In the face of the COVID-19 pandemic, some students in the faculty of Science and Technology, University of the West Indies (UWI), Mona, have felt tremendous pressure, but their experiences have highlighted major gaps in the delivery of tertiary education in the country.

Science and Technology Faculty representative on the Guild, Daniel Mullings, told The Gleaner that the pandemic has opened her eyes to see how wide the digital divide has been.

Mullings said some students in the science and technology faculty have been braving the disease to attend face-to-face lab sessions. Others have chosen to be engaged from a distance.

“Online learning has definitely highlighted the digital divide. I remember having a student say half of her laptop screen stopped working so she tried to do the exam on the other half.

“Online learning also introduces a heavy reliance on national systems like JPS and Internet service providers, which may have never experienced this level of usage before. This in turn introduces a variability because if Internet or electricity is down today, you are unable to access classes. I’ve had students travelling to other parishes to do their mid-semester exams because they have unstable access during heavy periods of rain,” the student representative told The Gleaner.

However, as university administrators prepare to offer another full semester online, they are also looking at returning to normality in September 2021.

A COVID-19 vaccine set to arrive in the island at the end of the upcoming semester serves as a positive for the administrators, but Mullings is fully aware that any attempt to resume face-to-face school on a wide scale could be an expensive undertaking for the university.

Robust Cleaning System

“I would imagine you’d need a robust cleaning system in place, inclusive of sanitisation of all door handles for classes multiple times a day, installing sanitisation and handwashing stations across the faculty. I do not think the faculty or the university as a whole will be able to do this for the entire student body,” Mullings contends.

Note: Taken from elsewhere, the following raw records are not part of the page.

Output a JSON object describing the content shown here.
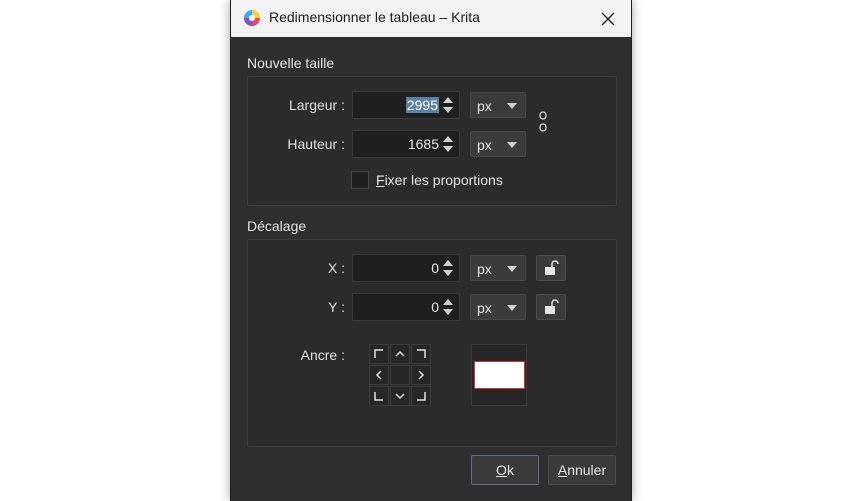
{
  "window": {
    "title": "Redimensionner le tableau – Krita"
  },
  "new_size": {
    "group_title": "Nouvelle taille",
    "width": {
      "label": "Largeur :",
      "value": "2995",
      "unit": "px"
    },
    "height": {
      "label": "Hauteur :",
      "value": "1685",
      "unit": "px"
    },
    "keep_ratio": {
      "label_mnemonic": "F",
      "label_rest": "ixer les proportions",
      "checked": false
    }
  },
  "offset": {
    "group_title": "Décalage",
    "x": {
      "label": "X :",
      "value": "0",
      "unit": "px"
    },
    "y": {
      "label": "Y :",
      "value": "0",
      "unit": "px"
    },
    "anchor_label": "Ancre :"
  },
  "buttons": {
    "ok_mnemonic": "O",
    "ok_rest": "k",
    "cancel_mnemonic": "A",
    "cancel_rest": "nnuler"
  },
  "colors": {
    "dialog_bg": "#2e2e2e",
    "titlebar_bg": "#f3f3f3",
    "selection": "#5b7fa6",
    "preview_border": "#d03030"
  }
}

Nonetheless, she believes students are eager to return to face-to-face school.

But she worries about the burden that will be placed on regional and international students.

“If we return to face-to-face classes, they would have to find funds to book a plane ticket to return to Jamaica, pay for COVID test, quarantine, etc.,” she pointed out.

She believes that going forward, the university should offer an online stream to students, except for courses which require labs and practical assessments.

It’s an early indication that COVID-19 might have permanently changed the learning landscape at the UWI, once thought of as the melting pot of the Caribbean where there was mingling and cultural diffusion.